Mapping the skin in time and space
The skin is the largest organ in mammals and it serves to protect the body from outside influences, such as physical damage, radiation, fluid loss or extreme temperatures. To fulfill this function, a plethora of cell types with diverse functions and molecular identities has to work in concert. However, it is still unclear how many different cell populations can actually be found in the epidermis and the hair follicles, and what exactly makes one cell different from another. In a new study from Karolinska Institutet, researchers provide an in-depth analysis revealing 25 epidermal cell populations that, surprisingly, can be explained almost fully by just two biological parameters - the differentiation status of the cell and the niche in which the cell is located.
The study, a collaboration between the labs of Maria Kasper and Sten Linnarsson, used single-cell RNA-sequencing to analyze the gene expression of more than a thousand individual cells from adult mouse skin. With this method they were able to link each cell to a specific molecular identity and to cluster them accordingly. Analyzing the gene expression signatures associated with each of these cell populations revealed putative functional roles for each population and made it possible to search for shared patterns of gene expression between different populations. These new insights into the organization of the epidermis have profound influence on the understanding of how the skin functions.
"Overall, we were able to find 25 cell populations with distinct molecular identities and functional roles in the murine epidermis and the hair follicle, many of which have not been described before. What was most intriguing was that, despite this high number of different populations and identities, most variety of the cells could be explained by only two parameters – time and space," says the study's first author Simon Joost.

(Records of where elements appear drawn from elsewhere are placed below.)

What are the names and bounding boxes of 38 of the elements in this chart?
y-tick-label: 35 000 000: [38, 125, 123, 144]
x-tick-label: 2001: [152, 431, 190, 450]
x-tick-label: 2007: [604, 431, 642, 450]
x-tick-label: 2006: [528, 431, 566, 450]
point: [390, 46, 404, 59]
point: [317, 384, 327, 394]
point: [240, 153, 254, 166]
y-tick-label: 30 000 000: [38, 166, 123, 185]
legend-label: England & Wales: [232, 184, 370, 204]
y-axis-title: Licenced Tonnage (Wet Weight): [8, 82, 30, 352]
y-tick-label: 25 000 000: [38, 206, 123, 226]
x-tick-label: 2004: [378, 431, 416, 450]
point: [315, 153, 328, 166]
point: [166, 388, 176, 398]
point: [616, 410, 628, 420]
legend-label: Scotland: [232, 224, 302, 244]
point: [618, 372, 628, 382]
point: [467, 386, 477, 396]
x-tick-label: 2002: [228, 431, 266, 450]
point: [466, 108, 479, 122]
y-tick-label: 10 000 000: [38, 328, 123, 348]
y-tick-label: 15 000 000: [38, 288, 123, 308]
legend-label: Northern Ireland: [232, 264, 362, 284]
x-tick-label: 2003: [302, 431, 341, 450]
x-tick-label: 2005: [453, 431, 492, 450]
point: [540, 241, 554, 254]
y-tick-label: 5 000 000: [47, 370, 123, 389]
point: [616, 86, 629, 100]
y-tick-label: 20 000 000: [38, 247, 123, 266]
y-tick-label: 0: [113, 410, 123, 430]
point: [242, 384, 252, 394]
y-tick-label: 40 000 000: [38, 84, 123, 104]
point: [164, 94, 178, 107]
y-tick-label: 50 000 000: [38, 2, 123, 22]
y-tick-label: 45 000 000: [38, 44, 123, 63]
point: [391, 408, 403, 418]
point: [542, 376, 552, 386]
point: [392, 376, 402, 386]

The time parameter would correspond to the differentiation status of the cells – whether they are young and dividing cells in the basal layer, or functionally mature cells in the outer layers. Space would correspond to the niche that the cell is located in – whether they are located in the interfollicular epidermis (the part of the skin that is not hair follicle) where they form the skin barrier, or whether they are located in one of the many compartments of the hair follicle where they grow and maintain the hair.
Furthermore, the study leader Maria Kasper explains, "A vast number of tissue stem cell populations with different gene expression profiles and diverse localizations have been described in the epidermis in recent years. However, our data show that, while the expression profiles of the different populations indeed vary according to their locations, the gene expression linked to their stem cell identity is surprisingly similar across these locations". These findings challenge previous paradigms of skin maintenance.
Understanding the identity and interplay of different cell populations in the healthy skin will enable researchers to better understand the specific changes occurring in skin stem cells, for example when they contribute to wound healing or when they undergo transformation to give rise to a tumor. Thus, this cell map of healthy skin will also benefit future studies on damaged as well as diseased skin.